Huzurlu bir aile yapısının ve toplumun temelinde sevgi ve saygı vardır. Sevginin temelinde sevmek, saygının temelinde ise iki tarafın birbirlerini olduğu gibi kabul etme anlayışı vardır. Toplumsal barışın sağlanmasında sevgi ve saygı vardır. Unutulmamalıdır ki sevgiye giden yol, saygıdan geçer.
Her şeyin başı sevgidir. Sevginin yeri kalptir. Kalp göğsümüzün sol tarafındaki et parçası değildir. Buna yürek denir. yürek, hayvanlarda da bulunur. Kalp yürekte bulunan bir kuvvettir. görünmez kabloda bulunan elektrik cereyanı gibidir. Odadaki hava gibidir. Buna gönül diyoruz. Gönül, insanlarda bulunur hayvanlarda bulunmaz. Beden deki bütün uzuvlar kalbin ve beynin emrindedir. Uzuvlar itaatsizlik yapmazlar. Uzuvların duydukları bütün bilgiler kalpte toplanır. İnanmak, sevmek, saymak, vicdanlı olmak, korkmak insanın kalbindedir. Bu bakımdan insanın kalbi temiz olmalı dır.

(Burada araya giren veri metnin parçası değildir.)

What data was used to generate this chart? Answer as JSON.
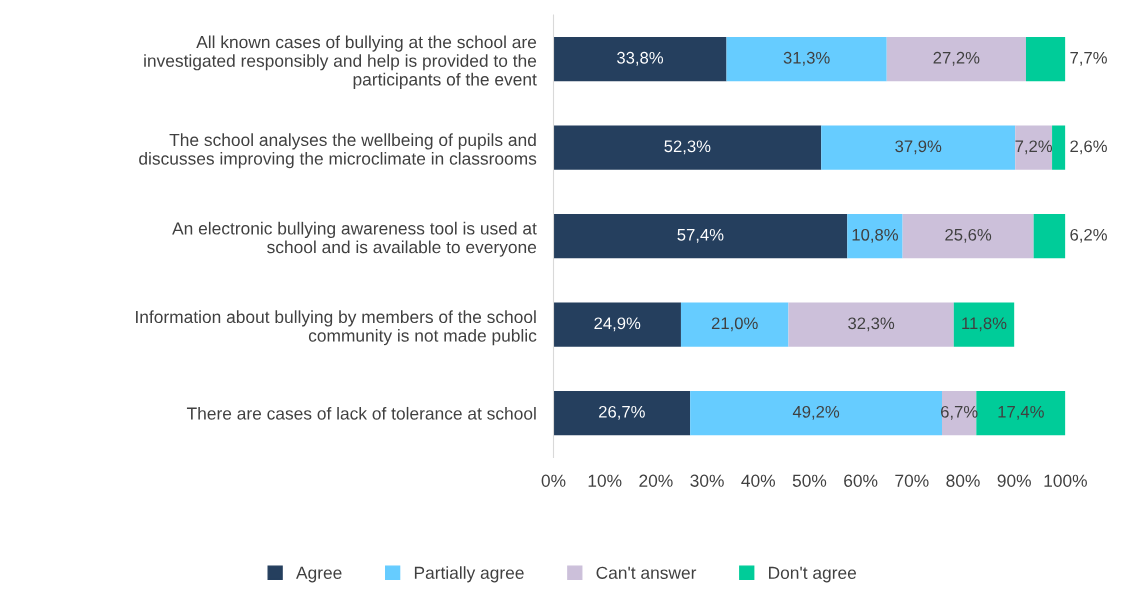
{
  "chart_data": {
    "type": "bar",
    "orientation": "horizontal",
    "stacked": true,
    "categories": [
      "All known cases of bullying at the school are\ninvestigated responsibly and help is provided to the\nparticipants of the event",
      "The school analyses the wellbeing of pupils and\ndiscusses improving the microclimate in classrooms",
      "An electronic bullying awareness tool is used at\nschool and is available to everyone",
      "Information about bullying by members of the school\ncommunity is not made public",
      "There are cases of lack of tolerance at school"
    ],
    "series": [
      {
        "name": "Agree",
        "color": "#253f5e",
        "values": [
          33.8,
          52.3,
          57.4,
          24.9,
          26.7
        ],
        "value_labels": [
          "33,8%",
          "52,3%",
          "57,4%",
          "24,9%",
          "26,7%"
        ]
      },
      {
        "name": "Partially agree",
        "color": "#66ccff",
        "values": [
          31.3,
          37.9,
          10.8,
          21.0,
          49.2
        ],
        "value_labels": [
          "31,3%",
          "37,9%",
          "10,8%",
          "21,0%",
          "49,2%"
        ]
      },
      {
        "name": "Can't answer",
        "color": "#ccc0da",
        "values": [
          27.2,
          7.2,
          25.6,
          32.3,
          6.7
        ],
        "value_labels": [
          "27,2%",
          "7,2%",
          "25,6%",
          "32,3%",
          "6,7%"
        ]
      },
      {
        "name": "Don't agree",
        "color": "#00cc99",
        "values": [
          7.7,
          2.6,
          6.2,
          11.8,
          17.4
        ],
        "value_labels": [
          "7,7%",
          "2,6%",
          "6,2%",
          "11,8%",
          "17,4%"
        ]
      }
    ],
    "xlim": [
      0,
      100
    ],
    "xticks": [
      {
        "value": 0,
        "label": "0%"
      },
      {
        "value": 10,
        "label": "10%"
      },
      {
        "value": 20,
        "label": "20%"
      },
      {
        "value": 30,
        "label": "30%"
      },
      {
        "value": 40,
        "label": "40%"
      },
      {
        "value": 50,
        "label": "50%"
      },
      {
        "value": 60,
        "label": "60%"
      },
      {
        "value": 70,
        "label": "70%"
      },
      {
        "value": 80,
        "label": "80%"
      },
      {
        "value": 90,
        "label": "90%"
      },
      {
        "value": 100,
        "label": "100%"
      }
    ],
    "grid": false,
    "legend": "bottom"
  }
}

Müslüman dinine, anasına ve babasına hocasına büyüklerine son derece saygılı olmalıdır. Müslüman Allahü teâladan korkmalıdır. Korkmak demek O’nu sevmek demektir. İnsan , nasıl çok sevdiği bir kimsenin üzülmesini istemez ve onu üzeceğim diye korkarsa ,Allah’a ibadette öyledir. O’na olan sevgimizi ispatlayacak bir şekilde yapılmalıdır. Söz ile çok seviyorum demekle , sevgi olmaz. Allah’ı çok sevmenin alameti, O’nun istediği gibi olmaktır. Onun emirlerini yerine getirmek yasaklarından kaçınmak gerekir. Onu razı etmek ve O’na ibadet etmek gerekir.

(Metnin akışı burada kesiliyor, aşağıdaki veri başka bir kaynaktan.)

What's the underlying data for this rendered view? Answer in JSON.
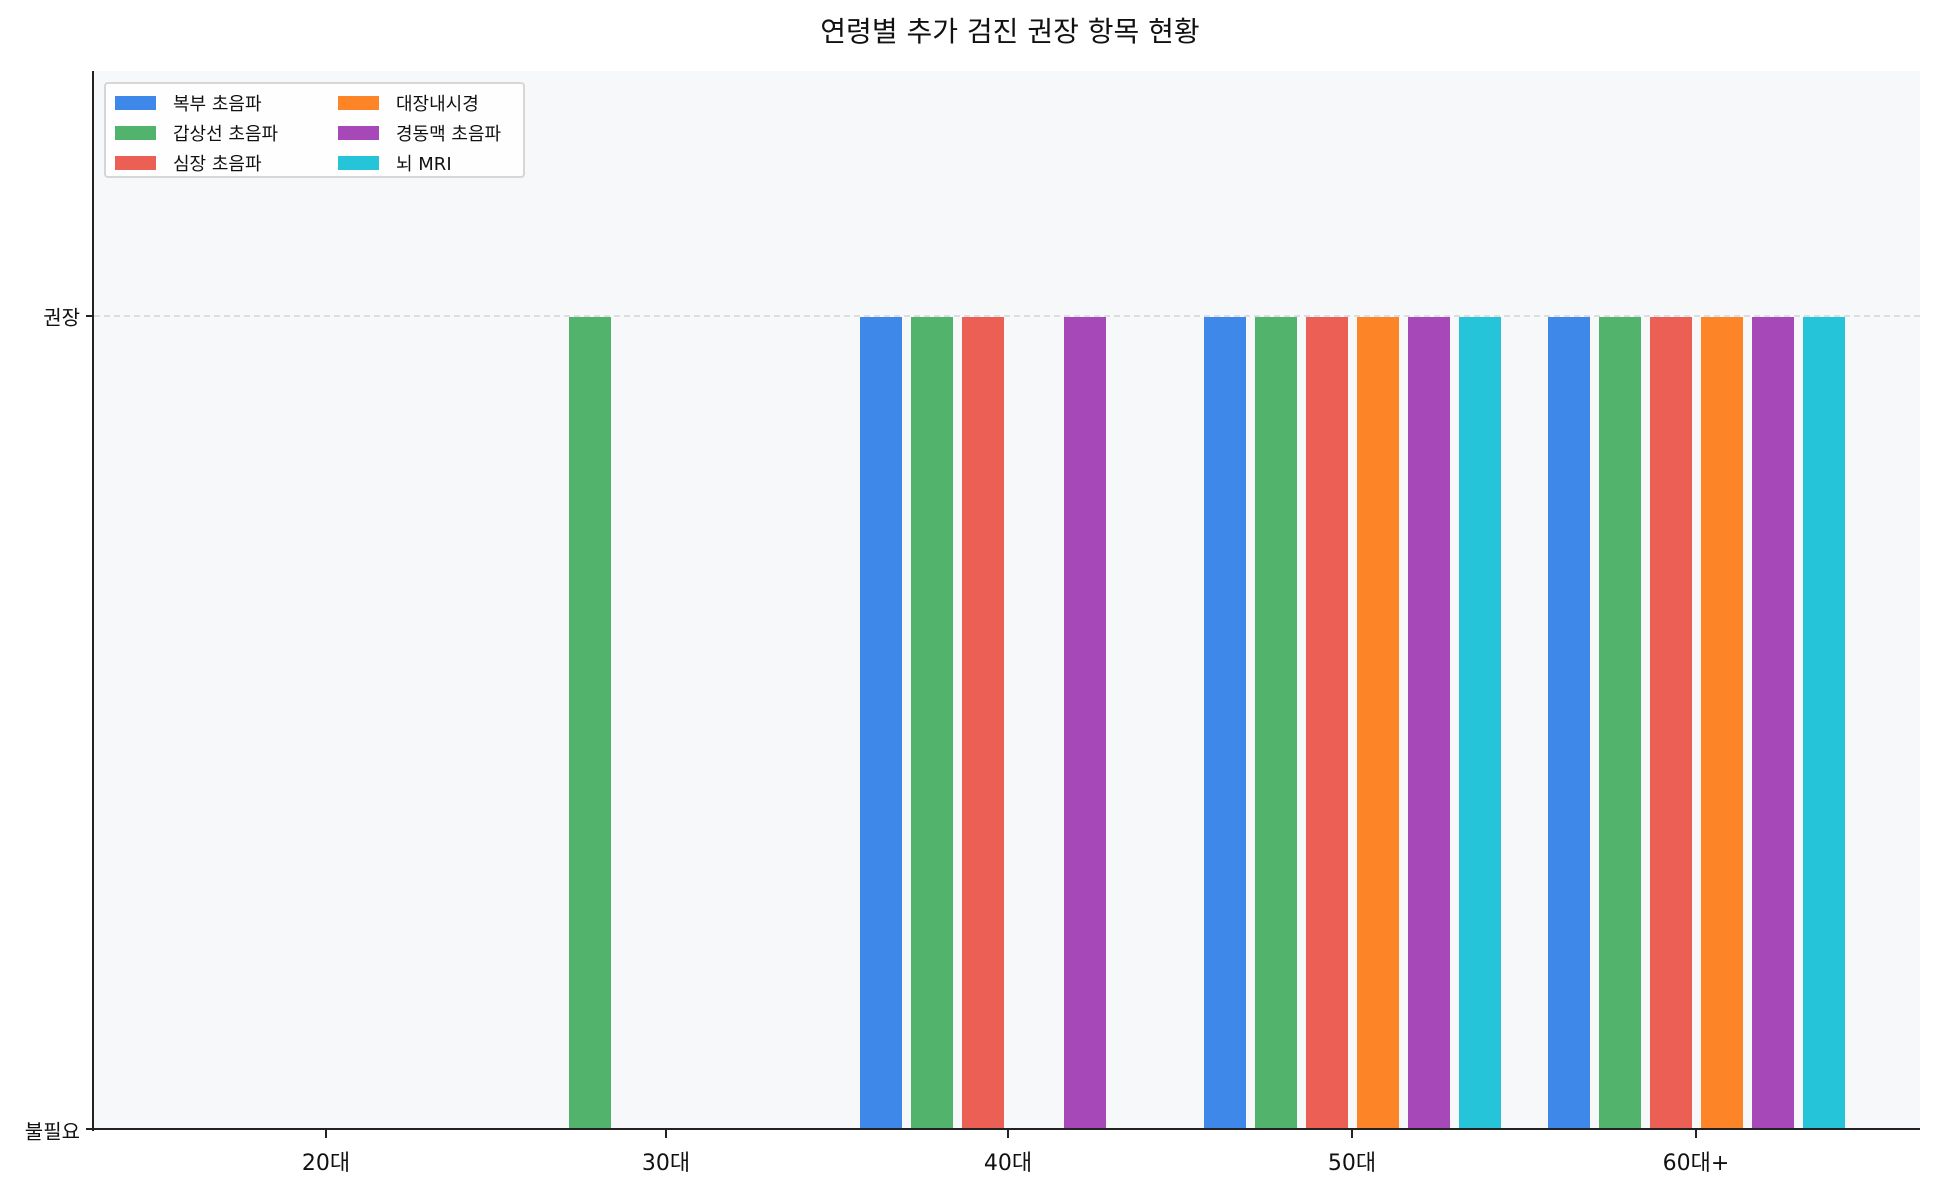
{
  "chart_data": {
    "type": "bar",
    "title": "연령별 추가 검진 권장 항목 현황",
    "xlabel": "",
    "ylabel": "",
    "categories": [
      "20대",
      "30대",
      "40대",
      "50대",
      "60대+"
    ],
    "yticks": [
      {
        "value": 0,
        "label": "불필요"
      },
      {
        "value": 1,
        "label": "권장"
      }
    ],
    "ylim": [
      0,
      1.3
    ],
    "grid": "dashed line at 권장 level",
    "legend_position": "upper left (2 columns)",
    "series": [
      {
        "name": "복부 초음파",
        "color": "#3d88e8",
        "values": [
          0,
          0,
          1,
          1,
          1
        ]
      },
      {
        "name": "갑상선 초음파",
        "color": "#52b46c",
        "values": [
          0,
          1,
          1,
          1,
          1
        ]
      },
      {
        "name": "심장 초음파",
        "color": "#eb5f54",
        "values": [
          0,
          0,
          1,
          1,
          1
        ]
      },
      {
        "name": "대장내시경",
        "color": "#fd8427",
        "values": [
          0,
          0,
          0,
          1,
          1
        ]
      },
      {
        "name": "경동맥 초음파",
        "color": "#a748b8",
        "values": [
          0,
          0,
          1,
          1,
          1
        ]
      },
      {
        "name": "뇌 MRI",
        "color": "#26c4d8",
        "values": [
          0,
          0,
          0,
          1,
          1
        ]
      }
    ]
  },
  "colors": {
    "plot_background": "#f7f8fa",
    "axis": "#222222",
    "grid": "#dcdde0"
  }
}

Yüce Allah’ın bize verdiği nimetler o adar çoktur ki, O’na olan şükran borcumuzu , ancak O’nu severek ve O’na ibadet ederek ödemeye çalışmak gerekir.
Sevgi ve saygı husussunda Hadis-i Şerifler de ; “ Allah’a yemin ederim ki, bir kimse kendisi için sevdiğini, din kardeşi içinde sevmedikçe imanı kâmil olmaz.”
“Küçükleri sevmeyen(acımayan), büyüklerini saymayan bizden değildir.” “İhtiyarlara saygı gösteren ve yardım eden, kendisi ihtiyarlayınca Allahü teâla ona da yardımcılar nasip eder.”
İnsanların kalbine, Allah sevgisini, Peygamber sevgisini, insan ve hayvan sevgisini yerleştirmek lazımdır. Sevgi tohumları atılmalıdır. Seven insan ; başkalarına karşı hoşgörülü olur. Affedici olur.. Şefkat ve merhametli olur. Kalp Allah’ı sevmekle yorulmaz.
Eskilerde çocuklar Büyüklerini saymalarının sebebi ; Kendilerinden daha çok yaşamışlardır. Daha çok iyilik yapmışlardır. Sevapları daha çoktur diye sayarlarmış. Büyüklerde küçükleri, daha küçüktür, günah kirine bulaşmamıştır yada az günah işlemişler diye severlermiş.
Sevgi, kalbin sevilen varlığa yönelmesidir. İslam kardeşliğinin harcı, sevgi ve saygıdır. Hz. Muhammed (s.a.v),” Siz iman etmedikçe cennete giremezsiniz. Birbirinizi sevmedikçe iman etmiş olamazsınız. Size birbirinizi seveceğiniz bir şey söyleyelim mi ? Aranızda selamı yayınız.”[1] Buyurmuştur.
FATİHİN HOCASINA SAYGISI
Fatih Sultan Mehmet, atı üzerinde, merasimle İstanbul'a giriyordu.
Etrafında hocaları Ak Şemseddin, Molla Gürani ve Molla Hüsrev yer almışlardı. Padişaha çiçek demetleri vermek isteyenler, beyaz sakalıyla Ak Şemseddin’i padişah sanarak ona doğru gittiler.
AK Şemseddin, atım geri doğru çekerek, demetleri uzatanlara önde giden 22 yaşındaki genç Sultanı gösterdi:
— Sultan Mehmet odur. Ona doğru gidiniz. Sultan Fatih, gülerek:
— Gidiniz, yine ona gidiniz, dedi. Evet, Sultan Mehmet benim, lakın o da benim Hocamdır.